Dr. EVELIINA ASIKAINEN (PhD) is a Senior Lecturer in the Tampere University of Applied Sciences. She worked in the project  from September 2020 to May 2021, as a co-investigator in  the work package that focuses on the pad as waste, and the possibilities of future circular economy. Eveliina’s contribution to the project was made possible by the Kone Foundation grant, and she continues to collaborate with the project in the form of coauthoring, for instance.

 

Dr. CHRISTOPHER CHATTERTON (PhD), worked in the project as a Postdoctoral Researcher, from November 2019 until November 2020, looking at experiences of living with incontinence. His work with us was enabled by the Kone Foundation grant. Presently, Chris works with a charity led project called “The Pad Project UK”, which co-incidentally has a similar name to our project. The two projects are not connected however. Chris still keeps in touch with us, and we look forward to future collaborations.

 

TUULIA LAHTINEN (RN, MA) is a (self-funded) PhD Candidate in Public Health. Her PhD thesis is a mixed-methods study, where she researches the barriers and solutions to the prevention and treatment of post-partum incontinence in Finnish maternal clinics. Tuulia worked in the project as research assistant in 2021-22, assisting the project in data collection. She also conducted her MA thesis research as part of the project. In her thesis in Nursing Sciences, she surveyed the public pad provision practices in Finland, comparing regional differences and inequalities in prescription quality and access to the products. Tuulia continues to collaborate with us in the form of coauthoring. Tuulia is also Registered Nurse and Public Health Nurse by training, and has professional experience in public services responsible for the provision of continence products and other medical supplies.

DR ANNA I. RAJALA (PhD) is Academy of Finland Postdoctoral Research Fellow, who leads her own project on the politics of defecation in Tampere University Faculty of Social Sciences, and collaborates with the Pad Project on joint articles and papers.
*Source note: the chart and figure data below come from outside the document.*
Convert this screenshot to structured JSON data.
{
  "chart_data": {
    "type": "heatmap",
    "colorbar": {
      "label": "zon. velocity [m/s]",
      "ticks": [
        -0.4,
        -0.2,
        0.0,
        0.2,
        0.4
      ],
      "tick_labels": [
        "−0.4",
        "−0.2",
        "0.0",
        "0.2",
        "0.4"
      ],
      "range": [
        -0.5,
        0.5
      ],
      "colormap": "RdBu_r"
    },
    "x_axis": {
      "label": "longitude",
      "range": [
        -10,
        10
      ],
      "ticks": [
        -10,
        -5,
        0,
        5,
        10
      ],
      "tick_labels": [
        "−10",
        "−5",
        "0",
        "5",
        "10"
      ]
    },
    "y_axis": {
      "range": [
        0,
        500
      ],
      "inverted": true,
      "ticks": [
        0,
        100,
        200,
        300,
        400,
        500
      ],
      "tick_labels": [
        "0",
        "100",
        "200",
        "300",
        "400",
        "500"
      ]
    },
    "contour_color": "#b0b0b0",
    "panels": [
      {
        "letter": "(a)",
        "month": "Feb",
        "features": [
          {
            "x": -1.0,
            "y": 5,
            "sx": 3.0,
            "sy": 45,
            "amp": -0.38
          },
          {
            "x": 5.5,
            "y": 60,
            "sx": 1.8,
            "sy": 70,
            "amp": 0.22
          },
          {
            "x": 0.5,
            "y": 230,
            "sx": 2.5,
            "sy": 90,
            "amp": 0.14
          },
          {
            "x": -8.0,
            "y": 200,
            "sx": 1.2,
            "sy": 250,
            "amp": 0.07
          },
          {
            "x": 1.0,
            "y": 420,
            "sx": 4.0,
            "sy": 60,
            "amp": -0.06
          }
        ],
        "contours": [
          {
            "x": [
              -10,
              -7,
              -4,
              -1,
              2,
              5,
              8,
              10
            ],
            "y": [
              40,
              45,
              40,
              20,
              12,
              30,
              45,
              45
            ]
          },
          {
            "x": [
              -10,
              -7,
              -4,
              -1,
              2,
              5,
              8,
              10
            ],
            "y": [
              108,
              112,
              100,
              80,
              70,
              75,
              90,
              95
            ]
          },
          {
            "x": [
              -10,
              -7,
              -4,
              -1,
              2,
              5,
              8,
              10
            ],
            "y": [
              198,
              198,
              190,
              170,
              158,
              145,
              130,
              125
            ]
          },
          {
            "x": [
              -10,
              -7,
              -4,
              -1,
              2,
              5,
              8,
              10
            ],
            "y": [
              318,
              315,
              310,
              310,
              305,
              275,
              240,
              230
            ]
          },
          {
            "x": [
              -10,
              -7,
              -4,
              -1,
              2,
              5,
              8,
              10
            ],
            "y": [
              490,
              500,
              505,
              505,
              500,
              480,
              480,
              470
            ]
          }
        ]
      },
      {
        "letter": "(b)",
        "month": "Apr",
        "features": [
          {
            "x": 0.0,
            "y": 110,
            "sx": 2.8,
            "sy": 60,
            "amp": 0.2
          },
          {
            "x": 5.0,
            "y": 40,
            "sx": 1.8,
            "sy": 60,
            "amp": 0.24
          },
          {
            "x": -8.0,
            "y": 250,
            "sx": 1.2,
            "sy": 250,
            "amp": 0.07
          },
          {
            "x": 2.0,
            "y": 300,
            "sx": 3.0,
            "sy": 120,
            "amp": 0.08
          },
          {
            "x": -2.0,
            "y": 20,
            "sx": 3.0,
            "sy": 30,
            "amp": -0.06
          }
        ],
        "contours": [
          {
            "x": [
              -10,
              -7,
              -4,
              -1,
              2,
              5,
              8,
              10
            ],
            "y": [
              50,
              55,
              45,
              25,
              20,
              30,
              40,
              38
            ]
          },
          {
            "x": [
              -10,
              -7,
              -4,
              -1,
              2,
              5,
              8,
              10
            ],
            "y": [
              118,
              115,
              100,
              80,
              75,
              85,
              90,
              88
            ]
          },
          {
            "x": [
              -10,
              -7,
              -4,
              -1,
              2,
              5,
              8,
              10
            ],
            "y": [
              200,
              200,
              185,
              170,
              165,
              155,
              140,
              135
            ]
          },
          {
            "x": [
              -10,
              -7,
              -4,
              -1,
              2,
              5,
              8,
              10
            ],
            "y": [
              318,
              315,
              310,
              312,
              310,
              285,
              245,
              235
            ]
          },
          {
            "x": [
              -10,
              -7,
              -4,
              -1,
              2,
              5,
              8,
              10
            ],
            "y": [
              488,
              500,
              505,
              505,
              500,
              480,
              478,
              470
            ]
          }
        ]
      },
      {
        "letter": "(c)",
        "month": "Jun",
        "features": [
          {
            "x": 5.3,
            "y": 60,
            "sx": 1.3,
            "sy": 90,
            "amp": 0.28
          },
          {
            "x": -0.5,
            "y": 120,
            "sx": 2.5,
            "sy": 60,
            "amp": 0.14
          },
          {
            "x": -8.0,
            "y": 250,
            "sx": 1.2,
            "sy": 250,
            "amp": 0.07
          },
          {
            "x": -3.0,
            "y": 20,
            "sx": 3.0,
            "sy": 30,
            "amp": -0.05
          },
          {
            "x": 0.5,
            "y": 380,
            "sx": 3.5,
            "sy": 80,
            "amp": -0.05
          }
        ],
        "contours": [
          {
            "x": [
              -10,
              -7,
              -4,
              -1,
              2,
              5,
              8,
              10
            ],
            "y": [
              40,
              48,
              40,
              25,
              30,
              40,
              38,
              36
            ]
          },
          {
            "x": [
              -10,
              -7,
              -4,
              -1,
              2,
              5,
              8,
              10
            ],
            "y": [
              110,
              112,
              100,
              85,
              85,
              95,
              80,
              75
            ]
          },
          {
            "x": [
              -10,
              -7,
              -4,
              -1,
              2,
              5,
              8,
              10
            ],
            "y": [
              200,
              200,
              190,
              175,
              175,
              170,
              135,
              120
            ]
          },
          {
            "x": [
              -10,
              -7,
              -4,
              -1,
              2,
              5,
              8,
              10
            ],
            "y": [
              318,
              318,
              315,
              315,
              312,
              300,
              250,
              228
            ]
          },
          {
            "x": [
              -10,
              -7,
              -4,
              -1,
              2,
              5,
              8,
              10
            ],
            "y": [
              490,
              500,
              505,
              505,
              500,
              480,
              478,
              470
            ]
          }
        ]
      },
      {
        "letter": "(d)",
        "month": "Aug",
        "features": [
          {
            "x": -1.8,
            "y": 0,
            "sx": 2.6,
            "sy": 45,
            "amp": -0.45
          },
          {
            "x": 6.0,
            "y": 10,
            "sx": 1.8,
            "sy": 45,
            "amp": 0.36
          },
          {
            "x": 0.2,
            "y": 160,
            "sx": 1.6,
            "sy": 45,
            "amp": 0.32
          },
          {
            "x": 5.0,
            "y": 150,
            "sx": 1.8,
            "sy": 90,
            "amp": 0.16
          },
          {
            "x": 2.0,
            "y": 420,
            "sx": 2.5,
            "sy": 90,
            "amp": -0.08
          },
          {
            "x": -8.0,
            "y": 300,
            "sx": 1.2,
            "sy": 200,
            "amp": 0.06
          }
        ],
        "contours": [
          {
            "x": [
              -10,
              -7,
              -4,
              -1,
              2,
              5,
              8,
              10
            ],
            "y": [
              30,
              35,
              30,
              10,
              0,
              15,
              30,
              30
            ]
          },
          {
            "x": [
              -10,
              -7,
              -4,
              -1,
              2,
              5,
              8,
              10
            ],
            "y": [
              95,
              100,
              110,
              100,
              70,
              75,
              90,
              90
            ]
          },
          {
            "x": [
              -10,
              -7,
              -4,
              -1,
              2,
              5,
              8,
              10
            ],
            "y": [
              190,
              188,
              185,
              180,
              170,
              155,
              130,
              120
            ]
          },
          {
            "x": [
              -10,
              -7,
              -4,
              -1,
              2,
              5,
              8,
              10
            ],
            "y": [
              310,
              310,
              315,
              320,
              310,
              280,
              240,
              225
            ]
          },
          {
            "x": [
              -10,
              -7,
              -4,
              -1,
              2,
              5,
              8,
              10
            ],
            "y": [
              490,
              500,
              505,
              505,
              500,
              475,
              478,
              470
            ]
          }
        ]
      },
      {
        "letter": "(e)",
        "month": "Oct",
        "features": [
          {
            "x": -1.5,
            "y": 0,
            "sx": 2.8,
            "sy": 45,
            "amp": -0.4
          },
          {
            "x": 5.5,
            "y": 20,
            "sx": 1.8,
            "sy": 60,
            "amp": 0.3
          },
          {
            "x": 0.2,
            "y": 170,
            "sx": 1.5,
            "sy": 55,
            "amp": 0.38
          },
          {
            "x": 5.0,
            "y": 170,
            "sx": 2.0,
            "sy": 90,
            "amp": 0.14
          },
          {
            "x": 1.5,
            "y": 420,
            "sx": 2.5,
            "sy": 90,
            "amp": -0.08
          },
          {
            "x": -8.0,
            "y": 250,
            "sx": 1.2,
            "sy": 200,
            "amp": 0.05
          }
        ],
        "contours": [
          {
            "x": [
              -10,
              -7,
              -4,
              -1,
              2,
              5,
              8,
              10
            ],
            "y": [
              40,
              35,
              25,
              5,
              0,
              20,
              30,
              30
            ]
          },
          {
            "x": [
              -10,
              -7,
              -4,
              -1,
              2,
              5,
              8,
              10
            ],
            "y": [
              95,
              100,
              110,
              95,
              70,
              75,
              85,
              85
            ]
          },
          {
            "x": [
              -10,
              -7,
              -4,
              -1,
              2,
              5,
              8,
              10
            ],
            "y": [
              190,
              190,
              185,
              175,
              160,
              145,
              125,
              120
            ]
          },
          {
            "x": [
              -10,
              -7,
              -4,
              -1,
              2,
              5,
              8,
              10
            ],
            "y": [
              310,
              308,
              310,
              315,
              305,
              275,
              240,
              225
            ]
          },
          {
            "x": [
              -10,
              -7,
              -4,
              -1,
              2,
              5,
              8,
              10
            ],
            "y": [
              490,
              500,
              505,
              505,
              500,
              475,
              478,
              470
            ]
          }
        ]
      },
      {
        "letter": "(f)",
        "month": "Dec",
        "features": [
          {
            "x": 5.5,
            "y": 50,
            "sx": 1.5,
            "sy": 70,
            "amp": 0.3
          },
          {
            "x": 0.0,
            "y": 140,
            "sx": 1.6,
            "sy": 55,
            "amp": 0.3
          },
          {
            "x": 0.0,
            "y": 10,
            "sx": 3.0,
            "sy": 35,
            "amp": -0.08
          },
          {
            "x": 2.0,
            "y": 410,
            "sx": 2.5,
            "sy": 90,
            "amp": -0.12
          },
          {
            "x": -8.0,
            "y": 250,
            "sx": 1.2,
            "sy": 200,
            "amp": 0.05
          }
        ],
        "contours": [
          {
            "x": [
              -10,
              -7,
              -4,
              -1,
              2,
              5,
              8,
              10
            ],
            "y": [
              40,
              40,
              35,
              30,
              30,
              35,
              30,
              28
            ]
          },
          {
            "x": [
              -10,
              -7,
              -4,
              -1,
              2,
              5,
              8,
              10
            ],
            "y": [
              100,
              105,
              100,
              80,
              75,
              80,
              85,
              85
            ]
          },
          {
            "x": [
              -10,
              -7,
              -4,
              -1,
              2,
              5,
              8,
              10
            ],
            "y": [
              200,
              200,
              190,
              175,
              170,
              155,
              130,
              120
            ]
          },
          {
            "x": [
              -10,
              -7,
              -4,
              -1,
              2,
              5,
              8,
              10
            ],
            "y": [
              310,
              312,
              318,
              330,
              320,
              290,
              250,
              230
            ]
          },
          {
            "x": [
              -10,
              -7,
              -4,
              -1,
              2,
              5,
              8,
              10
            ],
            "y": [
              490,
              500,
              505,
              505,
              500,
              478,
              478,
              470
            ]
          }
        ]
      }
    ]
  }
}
Anna is a physiotherapist by training, and holds a master’s degree in Philosophy, Politics and Economics of Health (UCL, 2013) and a PhD in Humanities (University of Brighton, 2021). Her PhD thesis is a philosophical criticism of physiotherapy ethics through the work of the German critical theorist Theodor W. Adorno. In her previous postdoctoral research she explored physiotherapy discourses on dementia, economy, and politics, and the ‘affective politics of statistics’ in dementia research. Her interest in pads and (in)continence stems both from her clinical experience and research interests, which include philosophy, politics and ethics of health and illness, medical humanities, continental philosophy, and political economy. Together with Tiina, Anna also (co)authors articles under a joint alias Annastiina Rajala-Vaittinen.

DR MINNA TÖRNÄVÄ (PhD) is doctor of Health Sciences, specialist in sexological counselling and a pelvic floor physiotherapist. She collaborates with the Pad Project as a co-author of articles. Minna is a clinical expert of incontinence and other pelvic floor disorders, and is interested in the prevention and early intervention of these conditions. In addition to the Pad project, she works on various research projects on sexual and reproductive health.